Joey O is smiling now, though, because he’s back. And this time, he’s 100 percent legit.

It started the same way. Joey O saw physician’s assistant Doug Saville (not his real name) in the bar where he works and asked where to find something that would get him back to the gym. Saville told him that while he personally wasn’t on steroids, he legally prescribed all the drugs that helped him develop his own massive physique. “I thought he was jerking me off,” Joey O says.

Saville, 38, a competitive bodybuilder for almost two decades and a Florida state overall champion, met me in his office to talk about his practice and he said 20 percent of his business was weightlifters.

“I work closely with the trainers from all over and they send their clients in. They see improved muscle tone, weight loss, better definition. Overall, they see dramatic gains,” he told me from behind his desk.

He shows me a bottle of testosterone and I ask how long the bottle should last. “Well,” he said, “this could last up to 12 weeks. But some of my guys will go through this in five weeks.” Patients were given the option of coming in for their injections or taking the drugs home.

I asked Saville if this isn’t perhaps skirting the laws laid out to prevent drugs in the marketplace that induce testosterone development. He says: “Not if there is documentation showing that an individual has low levels of testosterone.”

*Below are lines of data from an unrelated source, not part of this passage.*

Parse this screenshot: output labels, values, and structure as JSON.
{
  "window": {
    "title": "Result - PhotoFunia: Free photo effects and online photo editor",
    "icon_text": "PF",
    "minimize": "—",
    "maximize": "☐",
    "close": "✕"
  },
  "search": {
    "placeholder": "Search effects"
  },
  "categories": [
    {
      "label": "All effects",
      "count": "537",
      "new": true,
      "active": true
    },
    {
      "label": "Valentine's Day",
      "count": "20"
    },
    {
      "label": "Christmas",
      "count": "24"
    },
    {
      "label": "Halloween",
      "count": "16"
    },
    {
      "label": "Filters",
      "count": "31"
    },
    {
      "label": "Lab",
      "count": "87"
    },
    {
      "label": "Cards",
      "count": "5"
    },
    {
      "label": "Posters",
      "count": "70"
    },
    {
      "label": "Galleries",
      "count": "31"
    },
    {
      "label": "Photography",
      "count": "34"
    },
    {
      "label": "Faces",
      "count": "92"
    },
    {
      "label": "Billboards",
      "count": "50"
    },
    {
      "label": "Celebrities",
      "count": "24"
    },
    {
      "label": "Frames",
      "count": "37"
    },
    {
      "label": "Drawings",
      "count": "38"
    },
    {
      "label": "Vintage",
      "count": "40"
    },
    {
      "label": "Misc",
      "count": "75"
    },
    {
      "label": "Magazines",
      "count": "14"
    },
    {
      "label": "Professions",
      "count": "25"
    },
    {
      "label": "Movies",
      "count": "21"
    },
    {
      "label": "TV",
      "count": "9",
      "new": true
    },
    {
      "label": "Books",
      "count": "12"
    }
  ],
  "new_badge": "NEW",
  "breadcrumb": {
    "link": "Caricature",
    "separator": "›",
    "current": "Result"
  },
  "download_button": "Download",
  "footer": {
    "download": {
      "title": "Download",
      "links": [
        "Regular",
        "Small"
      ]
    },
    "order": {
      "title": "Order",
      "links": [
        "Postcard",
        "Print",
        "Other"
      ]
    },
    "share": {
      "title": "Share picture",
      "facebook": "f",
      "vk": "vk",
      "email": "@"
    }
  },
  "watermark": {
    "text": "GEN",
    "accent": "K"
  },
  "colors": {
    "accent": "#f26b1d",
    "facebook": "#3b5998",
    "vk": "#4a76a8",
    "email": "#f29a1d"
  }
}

“And what about the Pill Mill Bill?” I asked, referring to the recently-passed Florida law that regulated how much and how often an individual receives a pharmaceutical drug. Saville said, “I’m not very concerned. The people that make the laws, they’re the ones benefiting most from these drugs."

I thank Saville for his time, and leave his office thinking about everything he told me.

While there are documented benefits to treatments like the one he provided, the renowned Mayo Clinic points out risks as well: fluid retention, baldness, sleep apnea, growth of the prostate, prostate cancer, enlarging breasts, testicle shrinkage, and low sperm production.

And perhaps another risk the renowned hospital doesn’t mention, but one that Joey O shared with me in a follow-up interview. “I got a problem,” he says. “I had a blowout at the gym.”

Blowout. In this new world, I’m thinking injections, blood, steroids. “No,” he says, “my balls blew out. One is like normal; the other is rock hard and grapefruit-size.”

He must have seen a look on my face because he quickly adds, “Well, like a small grapefruit, maybe an orange. It’s an infection,” he continues, “like a head cold that just went down there, ya’ know?”

“You don’t think it’s the testosterone injections?” I ask.

With quick jerking motions, he shakes his head side-to-side: “No. No way, man. It’s just a cold. Definitely.”